(Corrects final paragraph to say shares down 46 pct this year not up)
LONDON, Aug 20 (Reuters) - British luxury bag maker Mulberry said on Monday it would take a 3 million pound ($3.8 million) hit from the administration of House of Fraser earlier this month, adding to the toll it faces from tough conditions in its home market.
Mulberry operates 21 concessions in House of Fraser, the department stores group that was bought from administrators by Sports Direct, the sportswear retailer controlled by tycoon Mike Ashley.
The company, whose bags sell for around 1,000 pounds, said the cost, which reflects debtor balances, fixed assets and potential restructuring, would be an exceptional item in its results for the six months to end-September.

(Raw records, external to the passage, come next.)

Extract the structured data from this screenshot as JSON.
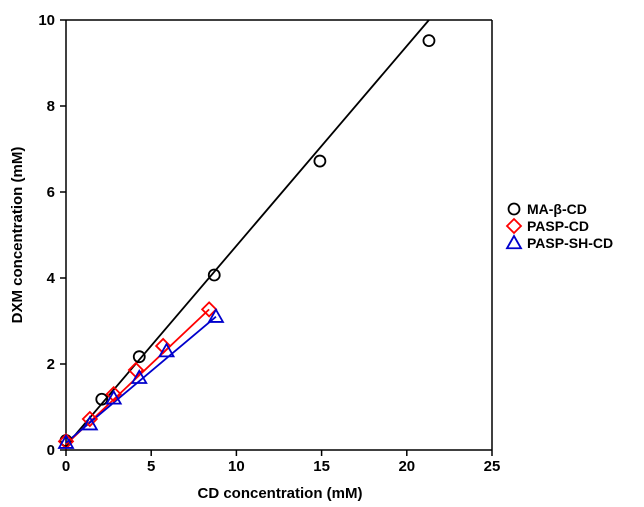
{
  "chart_data": {
    "type": "scatter",
    "title": "",
    "xlabel": "CD concentration (mM)",
    "ylabel": "DXM concentration (mM)",
    "xlim": [
      0,
      25
    ],
    "ylim": [
      0,
      10
    ],
    "xticks": [
      0,
      5,
      10,
      15,
      20,
      25
    ],
    "yticks": [
      0,
      2,
      4,
      6,
      8,
      10
    ],
    "grid": false,
    "legend_position": "right",
    "series": [
      {
        "name": "MA-β-CD",
        "marker": "circle",
        "color": "#000000",
        "points": [
          [
            0,
            0.22
          ],
          [
            2.1,
            1.18
          ],
          [
            4.3,
            2.17
          ],
          [
            8.7,
            4.07
          ],
          [
            14.9,
            6.72
          ],
          [
            21.3,
            9.52
          ]
        ],
        "fit": {
          "x": [
            0,
            21.3
          ],
          "y": [
            0.1,
            10.0
          ]
        }
      },
      {
        "name": "PASP-CD",
        "marker": "diamond",
        "color": "#ff0000",
        "points": [
          [
            0,
            0.2
          ],
          [
            1.4,
            0.72
          ],
          [
            2.8,
            1.3
          ],
          [
            4.1,
            1.86
          ],
          [
            5.7,
            2.42
          ],
          [
            8.4,
            3.27
          ]
        ],
        "fit": {
          "x": [
            0,
            8.4
          ],
          "y": [
            0.13,
            3.27
          ]
        }
      },
      {
        "name": "PASP-SH-CD",
        "marker": "triangle",
        "color": "#0000cc",
        "points": [
          [
            0,
            0.17
          ],
          [
            1.4,
            0.6
          ],
          [
            2.8,
            1.2
          ],
          [
            4.3,
            1.68
          ],
          [
            5.9,
            2.3
          ],
          [
            8.8,
            3.1
          ]
        ],
        "fit": {
          "x": [
            0,
            8.8
          ],
          "y": [
            0.17,
            3.1
          ]
        }
      }
    ]
  }
}
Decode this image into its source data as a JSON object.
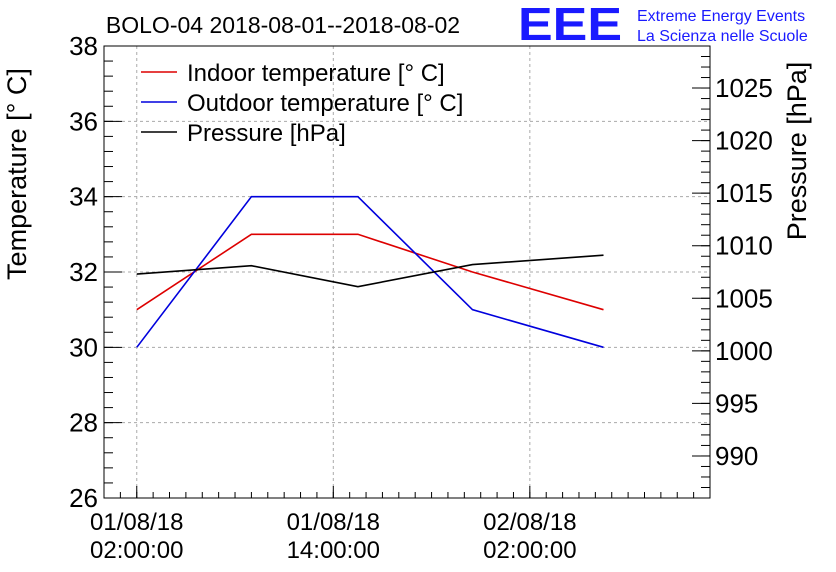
{
  "header": {
    "logo_text": "EEE",
    "logo_line1": "Extreme Energy Events",
    "logo_line2": "La Scienza nelle Scuole"
  },
  "colors": {
    "indoor": "#dd0000",
    "outdoor": "#0000dd",
    "pressure": "#000000",
    "logo": "#1a1aff",
    "grid": "#aaaaaa"
  },
  "chart_data": {
    "type": "line",
    "title": "BOLO-04 2018-08-01--2018-08-02",
    "ylabel": "Temperature [° C]",
    "y2label": "Pressure [hPa]",
    "xlabel": "",
    "ylim": [
      26,
      38
    ],
    "y2lim": [
      986,
      1029
    ],
    "yticks": [
      26,
      28,
      30,
      32,
      34,
      36,
      38
    ],
    "y2ticks": [
      990,
      995,
      1000,
      1005,
      1010,
      1015,
      1020,
      1025
    ],
    "xlim": [
      "2018-08-01T00:00",
      "2018-08-02T13:00"
    ],
    "xticks": [
      {
        "x": "2018-08-01T02:00",
        "line1": "01/08/18",
        "line2": "02:00:00"
      },
      {
        "x": "2018-08-01T14:00",
        "line1": "01/08/18",
        "line2": "14:00:00"
      },
      {
        "x": "2018-08-02T02:00",
        "line1": "02/08/18",
        "line2": "02:00:00"
      }
    ],
    "grid": true,
    "legend_position": "top-left",
    "series": [
      {
        "name": "Indoor temperature [° C]",
        "axis": "left",
        "color_key": "indoor",
        "x": [
          "2018-08-01T02:00",
          "2018-08-01T09:00",
          "2018-08-01T15:30",
          "2018-08-01T22:30",
          "2018-08-02T06:30"
        ],
        "y": [
          31,
          33,
          33,
          32,
          31
        ]
      },
      {
        "name": "Outdoor temperature [° C]",
        "axis": "left",
        "color_key": "outdoor",
        "x": [
          "2018-08-01T02:00",
          "2018-08-01T09:00",
          "2018-08-01T15:30",
          "2018-08-01T22:30",
          "2018-08-02T06:30"
        ],
        "y": [
          30,
          34,
          34,
          31,
          30
        ]
      },
      {
        "name": "Pressure [hPa]",
        "axis": "right",
        "color_key": "pressure",
        "x": [
          "2018-08-01T02:00",
          "2018-08-01T09:00",
          "2018-08-01T15:30",
          "2018-08-01T22:30",
          "2018-08-02T06:30"
        ],
        "y": [
          1007.3,
          1008.1,
          1006.1,
          1008.2,
          1009.1
        ]
      }
    ]
  }
}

It said the upheaval at House of Fraser was compounded by deteriorating trading conditions in Britain.
“Since the group reported in June 2018, the UK market has continued to remain challenging and sales in House of Fraser stores have been particularly affected,” it said.
“If these sales trends in the UK continue into the key trading period of the second half of the financial year, the group’s profit for the whole year will be materially reduced.”
Mulberry said trading in the rest of the world was broadly in line with its expectations and its cash position was strong, supporting its ambition to become a global luxury brand.
Sports Direct bought House of Fraser from its administrators for 90 million pounds after an earlier rescue plan, involving shutting 31 stores, was thwarted after Chinese group C.banner pulled out of a plan to invest.
Media reports have said Sports Direct is only planning to pay suppliers and concession operators for goods sold since it took over the group.